Sex and relationship therapist is not likely to be seen on any undergraduate student’s list of potential careers.

It certainly wasn’t on Sue McGarvie’s either. Her involvement in the sexual health industry as a sex therapist was a far cry from a common career.

“I love getting paid to talk about sex. It’s a cool gig,” she says with a laugh, her voice light and musical. “But I also enjoy the diversity. You never know what’s going to come through your door.”

Today, however, the former host of the radio show Sunday Night Sex With Sue and guru on all matters regarding reproductive health is among Canada’s best known sex therapists, according to an online bio on her website Sex with Sue.

Originally she wanted to be a gynecologist, but struggles with statistics and organic chemistry left her disenchanted and seeking other career options, McGarvie says.

“Finding your career is really about reinventing yourself, because there was no such thing as a job as a sex therapist in Ottawa at the time that I graduated.
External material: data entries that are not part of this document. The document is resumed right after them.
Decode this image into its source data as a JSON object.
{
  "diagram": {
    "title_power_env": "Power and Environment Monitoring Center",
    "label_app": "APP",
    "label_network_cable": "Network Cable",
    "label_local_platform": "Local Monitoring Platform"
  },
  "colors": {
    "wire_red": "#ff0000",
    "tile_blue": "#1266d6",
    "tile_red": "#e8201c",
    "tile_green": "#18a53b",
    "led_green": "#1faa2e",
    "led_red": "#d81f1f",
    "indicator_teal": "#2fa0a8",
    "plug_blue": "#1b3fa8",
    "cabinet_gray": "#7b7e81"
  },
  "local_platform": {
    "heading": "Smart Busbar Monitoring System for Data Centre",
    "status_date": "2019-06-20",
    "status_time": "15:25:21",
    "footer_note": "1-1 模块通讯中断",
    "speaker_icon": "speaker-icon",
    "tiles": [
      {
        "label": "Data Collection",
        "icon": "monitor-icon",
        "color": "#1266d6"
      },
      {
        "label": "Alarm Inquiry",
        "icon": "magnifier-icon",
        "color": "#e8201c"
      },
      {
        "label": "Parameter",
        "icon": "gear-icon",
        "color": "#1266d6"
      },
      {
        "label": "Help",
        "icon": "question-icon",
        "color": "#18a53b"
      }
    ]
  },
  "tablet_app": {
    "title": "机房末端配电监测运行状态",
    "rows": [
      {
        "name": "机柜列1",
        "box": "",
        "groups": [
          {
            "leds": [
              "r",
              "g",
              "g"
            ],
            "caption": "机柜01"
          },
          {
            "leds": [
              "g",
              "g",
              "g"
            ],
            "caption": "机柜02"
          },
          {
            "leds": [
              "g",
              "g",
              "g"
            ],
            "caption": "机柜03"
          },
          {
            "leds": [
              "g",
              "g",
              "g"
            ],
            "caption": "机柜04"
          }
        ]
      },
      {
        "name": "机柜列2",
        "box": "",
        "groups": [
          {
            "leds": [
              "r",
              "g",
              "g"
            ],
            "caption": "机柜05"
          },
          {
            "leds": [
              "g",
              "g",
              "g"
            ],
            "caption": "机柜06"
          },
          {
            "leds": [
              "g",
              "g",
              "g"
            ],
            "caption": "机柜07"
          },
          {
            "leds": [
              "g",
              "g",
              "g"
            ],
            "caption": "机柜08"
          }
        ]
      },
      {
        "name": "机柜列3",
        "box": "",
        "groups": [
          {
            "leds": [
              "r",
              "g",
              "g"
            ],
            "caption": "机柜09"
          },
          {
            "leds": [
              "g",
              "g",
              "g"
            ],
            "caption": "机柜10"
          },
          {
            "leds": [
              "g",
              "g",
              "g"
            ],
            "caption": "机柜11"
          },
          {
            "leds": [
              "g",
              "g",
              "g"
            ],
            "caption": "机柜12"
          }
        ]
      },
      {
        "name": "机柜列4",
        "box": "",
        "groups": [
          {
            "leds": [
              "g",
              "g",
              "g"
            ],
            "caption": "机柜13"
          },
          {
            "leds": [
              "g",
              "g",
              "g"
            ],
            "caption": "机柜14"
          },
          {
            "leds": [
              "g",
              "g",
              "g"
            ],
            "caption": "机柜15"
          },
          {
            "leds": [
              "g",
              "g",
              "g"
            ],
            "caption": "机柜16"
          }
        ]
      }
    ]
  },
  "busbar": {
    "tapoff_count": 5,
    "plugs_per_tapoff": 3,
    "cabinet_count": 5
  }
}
So I got out of school and basically made my own job,” McGarvie says. “I could have gone and done my midwifery, but I got stuck in the reproductive system and never left.”

McGarvie says she started out as the sexuality co-ordinator for health services while at Carleton University. She also says she worked at Planned Parenthood and the Birth Control Clinic in downtown Ottawa.

It was through these experiences she says she discovered her “unshockable” nature with regards to all things sexual.

“Every now and again I get what I call the weird and the wonderful, which is a fetish or a transsexual — everything and anything — and that’s always fun,” she says.

“I’ve had guys that dress up like Little Bo Peep. I have seen hermaphrodites and amputees,” she says.

“But, what I find really unusual is how people interpret sex. As a therapist you see a lot of the same situations, but what’s most interesting is to see how people react to them.”

McGarvie says she took a job as a sex therapist on a live radio show and within six weeks she had the number one rated talk show in Ottawa.

Curious by nature and a compulsive course taker, McGarvie says she has dedicated the last 20 years to a thorough study of human sexuality.

“When I started, I was talking to people about birth control, and that’s what everybody wanted to know,” she says. “And now we`re talking about being 40 and what do you do? How do you keep it hot? How do you change the relationship?”

McGarvie says she has worked on radio, television, in private practice and has written several books covering common sexual difficulties such as premature ejaculation and low libido.

She is the recipient of several awards and distinctions as well as a nominee for Canada’s Top 40 under 40 according to a bio on the Banff Centre of New Media website.

“I’m in a unique position to talk to people and I literally have spoken to 10,000 people about their sex lives. This puts me in a position to be a spokesperson or a conduit for a lot of things which is a really cool position to be in,” McGarvie says.

Her current focus is back at the radio station where her career began. She will once again be broadcast nationally, giving advice and information about sexual relationships.

“The ideal job for me would be sitting on the beach and getting paid and I’m not there yet. But honestly, I love what I do and as long as you can say that I think you’re ahead of the game.”